One of their TV ads shows a man walking into a restroom, hiding in a stall and then startling a girl. The ad — paid for by the Campaign for Houston, an opposition coalition whose spokesman, Jared Woodfill, is a former chairman of the Harris County Republican Party — ends with the man entering the girl’s stall and shutting the door. “Any man at any time could enter a woman’s bathroom simply by claiming to be a woman that day,” the narrator says of what the ad calls the bathroom ordinance.
The ordinance says nothing specifically about men entering women’s bathrooms. Before the ordinance passed, a draft had a section that would have allowed transgender people to use the bathroom that reflected their gender identity. That section was removed.
Ms. Parker called the ad a “fear-mongering piece of trash” and disputed any claim that she was forcing a personal agenda on the city. “I am the mayor of Houston,” she said. “I am not the gay mayor of Houston. They are trying to whip up fear, and they are singling out one protected category out of the 15.”

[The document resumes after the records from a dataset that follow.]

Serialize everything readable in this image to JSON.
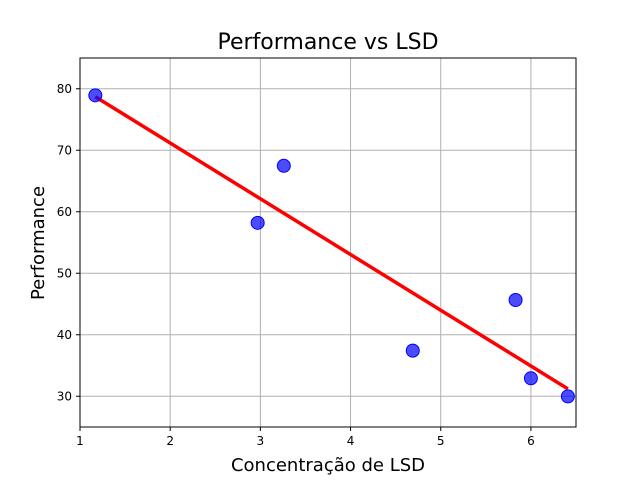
{
  "chart_data": {
    "type": "scatter",
    "title": "Performance vs LSD",
    "xlabel": "Concentração de LSD",
    "ylabel": "Performance",
    "xlim": [
      1.0,
      6.5
    ],
    "ylim": [
      25,
      85
    ],
    "xticks": [
      1,
      2,
      3,
      4,
      5,
      6
    ],
    "yticks": [
      30,
      40,
      50,
      60,
      70,
      80
    ],
    "grid": true,
    "points": [
      {
        "x": 1.17,
        "y": 78.93
      },
      {
        "x": 2.97,
        "y": 58.2
      },
      {
        "x": 3.26,
        "y": 67.47
      },
      {
        "x": 4.69,
        "y": 37.42
      },
      {
        "x": 5.83,
        "y": 45.65
      },
      {
        "x": 6.0,
        "y": 32.92
      },
      {
        "x": 6.41,
        "y": 29.97
      }
    ],
    "fit_line": {
      "x": [
        1.17,
        6.41
      ],
      "y": [
        78.7,
        31.2
      ]
    },
    "colors": {
      "points": "#0000ff",
      "line": "#ff0000",
      "grid": "#b0b0b0"
    }
  }
}
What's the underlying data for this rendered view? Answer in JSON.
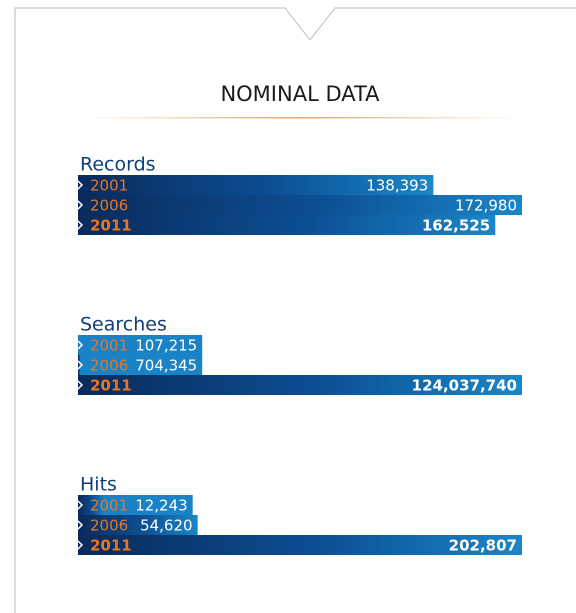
{
  "title": "NOMINAL DATA",
  "chart_data": [
    {
      "type": "bar",
      "title": "Records",
      "categories": [
        "2001",
        "2006",
        "2011"
      ],
      "values": [
        138393,
        172980,
        162525
      ],
      "value_labels": [
        "138,393",
        "172,980",
        "162,525"
      ]
    },
    {
      "type": "bar",
      "title": "Searches",
      "categories": [
        "2001",
        "2006",
        "2011"
      ],
      "values": [
        107215,
        704345,
        124037740
      ],
      "value_labels": [
        "107,215",
        "704,345",
        "124,037,740"
      ]
    },
    {
      "type": "bar",
      "title": "Hits",
      "categories": [
        "2001",
        "2006",
        "2011"
      ],
      "values": [
        12243,
        54620,
        202807
      ],
      "value_labels": [
        "12,243",
        "54,620",
        "202,807"
      ]
    }
  ]
}
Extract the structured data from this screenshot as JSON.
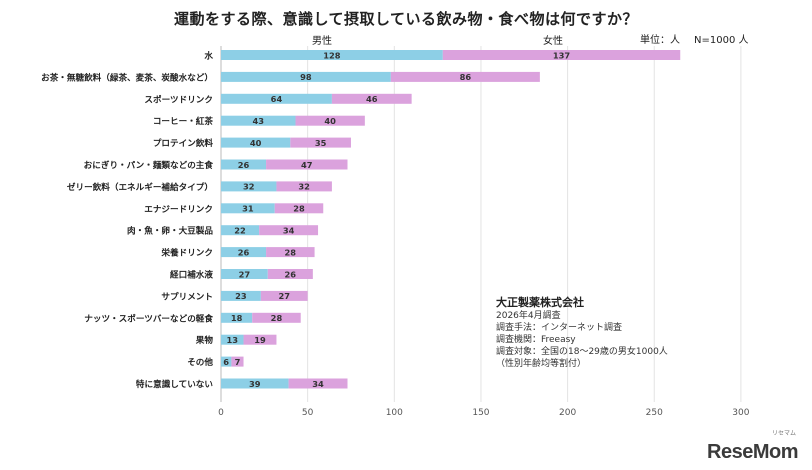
{
  "chart_data": {
    "type": "bar",
    "stacked": true,
    "orientation": "horizontal",
    "title": "運動をする際、意識して摂取している飲み物・食べ物は何ですか？",
    "unit_label": "単位：人",
    "sample_label": "N=1000 人",
    "categories": [
      "水",
      "お茶・無糖飲料（緑茶、麦茶、炭酸水など）",
      "スポーツドリンク",
      "コーヒー・紅茶",
      "プロテイン飲料",
      "おにぎり・パン・麺類などの主食",
      "ゼリー飲料（エネルギー補給タイプ）",
      "エナジードリンク",
      "肉・魚・卵・大豆製品",
      "栄養ドリンク",
      "経口補水液",
      "サプリメント",
      "ナッツ・スポーツバーなどの軽食",
      "果物",
      "その他",
      "特に意識していない"
    ],
    "series": [
      {
        "name": "男性",
        "color": "#8dcfe6",
        "values": [
          128,
          98,
          64,
          43,
          40,
          26,
          32,
          31,
          22,
          26,
          27,
          23,
          18,
          13,
          6,
          39
        ]
      },
      {
        "name": "女性",
        "color": "#dba2dd",
        "values": [
          137,
          86,
          46,
          40,
          35,
          47,
          32,
          28,
          34,
          28,
          26,
          27,
          28,
          19,
          7,
          34
        ]
      }
    ],
    "xlim": [
      0,
      300
    ],
    "xticks": [
      0,
      50,
      100,
      150,
      200,
      250,
      300
    ],
    "grid": true,
    "legend_position": "top"
  },
  "note": {
    "company": "大正製薬株式会社",
    "lines": [
      "2026年4月調査",
      "調査手法：インターネット調査",
      "調査機関：Freeasy",
      "調査対象：全国の18～29歳の男女1000人",
      "（性別年齢均等割付）"
    ]
  },
  "logo": {
    "text": "ReseMom",
    "sub": "リセマム"
  }
}
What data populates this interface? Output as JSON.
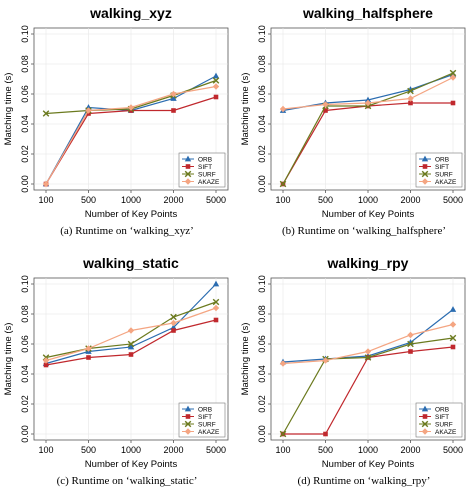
{
  "colors": {
    "ORB": "#2b6cb0",
    "SIFT": "#c0282d",
    "SURF": "#6b7a1e",
    "AKAZE": "#f4a582"
  },
  "chart_data": [
    {
      "type": "line",
      "title": "walking_xyz",
      "caption": "(a) Runtime on   ‘walking_xyz’",
      "xlabel": "Number of Key Points",
      "ylabel": "Matching time (s)",
      "categories": [
        "100",
        "500",
        "1000",
        "2000",
        "5000"
      ],
      "ylim": [
        0,
        0.1
      ],
      "yticks": [
        "0.00",
        "0.02",
        "0.04",
        "0.06",
        "0.08",
        "0.10"
      ],
      "legend_position": "bottom-right",
      "series": [
        {
          "name": "ORB",
          "values": [
            0.0,
            0.051,
            0.049,
            0.057,
            0.072
          ]
        },
        {
          "name": "SIFT",
          "values": [
            0.0,
            0.047,
            0.049,
            0.049,
            0.058
          ]
        },
        {
          "name": "SURF",
          "values": [
            0.047,
            0.049,
            0.05,
            0.059,
            0.069
          ]
        },
        {
          "name": "AKAZE",
          "values": [
            0.0,
            0.049,
            0.051,
            0.06,
            0.065
          ]
        }
      ]
    },
    {
      "type": "line",
      "title": "walking_halfsphere",
      "caption": "(b) Runtime on   ‘walking_halfsphere’",
      "xlabel": "Number of Key Points",
      "ylabel": "Matching time (s)",
      "categories": [
        "100",
        "500",
        "1000",
        "2000",
        "5000"
      ],
      "ylim": [
        0,
        0.1
      ],
      "yticks": [
        "0.00",
        "0.02",
        "0.04",
        "0.06",
        "0.08",
        "0.10"
      ],
      "legend_position": "bottom-right",
      "series": [
        {
          "name": "ORB",
          "values": [
            0.049,
            0.054,
            0.056,
            0.063,
            0.073
          ]
        },
        {
          "name": "SIFT",
          "values": [
            0.0,
            0.049,
            0.052,
            0.054,
            0.054
          ]
        },
        {
          "name": "SURF",
          "values": [
            0.0,
            0.052,
            0.052,
            0.062,
            0.074
          ]
        },
        {
          "name": "AKAZE",
          "values": [
            0.05,
            0.053,
            0.054,
            0.057,
            0.071
          ]
        }
      ]
    },
    {
      "type": "line",
      "title": "walking_static",
      "caption": "(c) Runtime on   ‘walking_static’",
      "xlabel": "Number of Key Points",
      "ylabel": "Matching time (s)",
      "categories": [
        "100",
        "500",
        "1000",
        "2000",
        "5000"
      ],
      "ylim": [
        0,
        0.1
      ],
      "yticks": [
        "0.00",
        "0.02",
        "0.04",
        "0.06",
        "0.08",
        "0.10"
      ],
      "legend_position": "bottom-right",
      "series": [
        {
          "name": "ORB",
          "values": [
            0.047,
            0.055,
            0.058,
            0.071,
            0.1
          ]
        },
        {
          "name": "SIFT",
          "values": [
            0.046,
            0.051,
            0.053,
            0.069,
            0.076
          ]
        },
        {
          "name": "SURF",
          "values": [
            0.051,
            0.057,
            0.06,
            0.078,
            0.088
          ]
        },
        {
          "name": "AKAZE",
          "values": [
            0.049,
            0.057,
            0.069,
            0.074,
            0.084
          ]
        }
      ]
    },
    {
      "type": "line",
      "title": "walking_rpy",
      "caption": "(d) Runtime on   ‘walking_rpy’",
      "xlabel": "Number of Key Points",
      "ylabel": "Matching time (s)",
      "categories": [
        "100",
        "500",
        "1000",
        "2000",
        "5000"
      ],
      "ylim": [
        0,
        0.1
      ],
      "yticks": [
        "0.00",
        "0.02",
        "0.04",
        "0.06",
        "0.08",
        "0.10"
      ],
      "legend_position": "bottom-right",
      "series": [
        {
          "name": "ORB",
          "values": [
            0.048,
            0.05,
            0.052,
            0.061,
            0.083
          ]
        },
        {
          "name": "SIFT",
          "values": [
            0.0,
            0.0,
            0.051,
            0.055,
            0.058
          ]
        },
        {
          "name": "SURF",
          "values": [
            0.0,
            0.05,
            0.051,
            0.06,
            0.064
          ]
        },
        {
          "name": "AKAZE",
          "values": [
            0.047,
            0.049,
            0.055,
            0.066,
            0.073
          ]
        }
      ]
    }
  ]
}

She said that if voters repealed the ordinance, Houston’s reputation on the national stage would be damaged.
“It’s not an accident that the city of Houston was the first big city in America to elect an openly gay or lesbian mayor,” Ms. Parker said. “It’s because Houston really looks at what you can do rather than who you are. There’s plenty of evidence that if it were to be repealed, that there would be a direct and immediate economic consequence.”
The main coalition backing the measure, Houston Unites, which includes the advocacy group Human Rights Campaign and which has raised nearly $3 million for the fight, said attacks had not been an issue in other cities that passed similar ordinances. In Fort Worth, which voted in 2009 to expand an anti-discrimination ordinance to include transgender people, and in San Antonio, which passed its ordinance in 2013, officials said they had not received any reports of men dressing as women to enter restrooms to cause harm.

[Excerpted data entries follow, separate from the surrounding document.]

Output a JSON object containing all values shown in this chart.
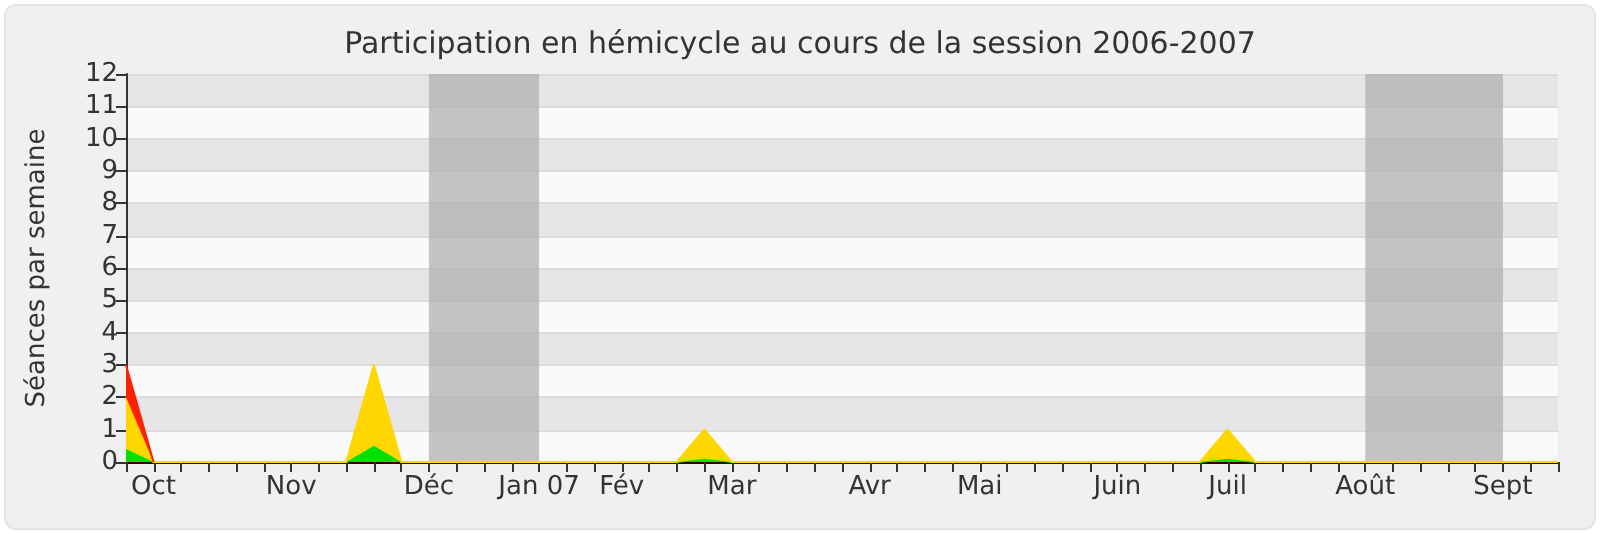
{
  "chart_data": {
    "type": "area",
    "title": "Participation en hémicycle au cours de la session 2006-2007",
    "ylabel": "Séances par semaine",
    "stacked": true,
    "grid": "y",
    "categories": [
      null,
      "Oct",
      null,
      null,
      null,
      null,
      "Nov",
      null,
      null,
      null,
      null,
      "Déc",
      null,
      null,
      null,
      "Jan 07",
      null,
      null,
      "Fév",
      null,
      null,
      null,
      "Mar",
      null,
      null,
      null,
      null,
      "Avr",
      null,
      null,
      null,
      "Mai",
      null,
      null,
      null,
      null,
      "Juin",
      null,
      null,
      null,
      "Juil",
      null,
      null,
      null,
      null,
      "Août",
      null,
      null,
      null,
      null,
      "Sept",
      null,
      null
    ],
    "series": [
      {
        "color": "#00e000",
        "values": [
          0.4,
          0,
          0,
          0,
          0,
          0,
          0,
          0,
          0,
          0.5,
          0,
          0,
          0,
          0,
          0,
          0,
          0,
          0,
          0,
          0,
          0,
          0.1,
          0,
          0,
          0,
          0,
          0,
          0,
          0,
          0,
          0,
          0,
          0,
          0,
          0,
          0,
          0,
          0,
          0,
          0,
          0.1,
          0,
          0,
          0,
          0,
          0,
          0,
          0,
          0,
          0,
          0,
          0,
          0
        ]
      },
      {
        "color": "#ffd700",
        "values": [
          1.6,
          0,
          0,
          0,
          0,
          0,
          0,
          0,
          0,
          2.5,
          0,
          0,
          0,
          0,
          0,
          0,
          0,
          0,
          0,
          0,
          0,
          0.9,
          0,
          0,
          0,
          0,
          0,
          0,
          0,
          0,
          0,
          0,
          0,
          0,
          0,
          0,
          0,
          0,
          0,
          0,
          0.9,
          0,
          0,
          0,
          0,
          0,
          0,
          0,
          0,
          0,
          0,
          0,
          0
        ]
      },
      {
        "color": "#ff2000",
        "values": [
          1,
          0,
          null,
          null,
          null,
          null,
          null,
          null,
          null,
          null,
          null,
          null,
          null,
          null,
          null,
          null,
          null,
          null,
          null,
          null,
          null,
          null,
          null,
          null,
          null,
          null,
          null,
          null,
          null,
          null,
          null,
          null,
          null,
          null,
          null,
          null,
          null,
          null,
          null,
          null,
          null,
          null,
          null,
          null,
          null,
          null,
          null,
          null,
          null,
          null,
          null,
          null,
          null
        ]
      }
    ],
    "ylim": [
      0,
      12
    ],
    "yticks": [
      0,
      1,
      2,
      3,
      4,
      5,
      6,
      7,
      8,
      9,
      10,
      11,
      12
    ],
    "bands": [
      {
        "axis": "x",
        "from": "Déc",
        "to": "Jan 07",
        "color": "#b0b0b0"
      },
      {
        "axis": "x",
        "from": "Août",
        "to": "Sept",
        "color": "#b0b0b0"
      }
    ]
  }
}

Terri T. Burke, the executive director of the Texas branch of the American Civil Liberties Union, said one of the issues fueling the opposition was theSupreme Court’s ruling establishing a constitutional right to same-sex marriage.
“It’s no longer socially acceptable to denigrate gays and lesbians, so they’re going to focus on this transgender issue, and this bathroom fear as really a mask and a charade for what’s really behind this: homophobia,” Ms. Burke said.
The opponents deny that they are motivated by anti-gay sentiment. Mr. Woodfill, a co-chairman of the group that paid for the bathroom ad and that has spent more than $1 million on the campaign, said the dangers were real. The ordinance would, among other things, make it unlawful to discriminate against someone based on their gender identity in “privately owned and operated public accommodations.” Violations are punishable by a fine of up to $500.
“It clearly allows biological males and even registered sex offenders to enter female showers, bathrooms or locker rooms,” Mr. Woodfill said. “We’re not willing to compromise the safety of our wives, our mothers and our daughters on the altar of political correctness.”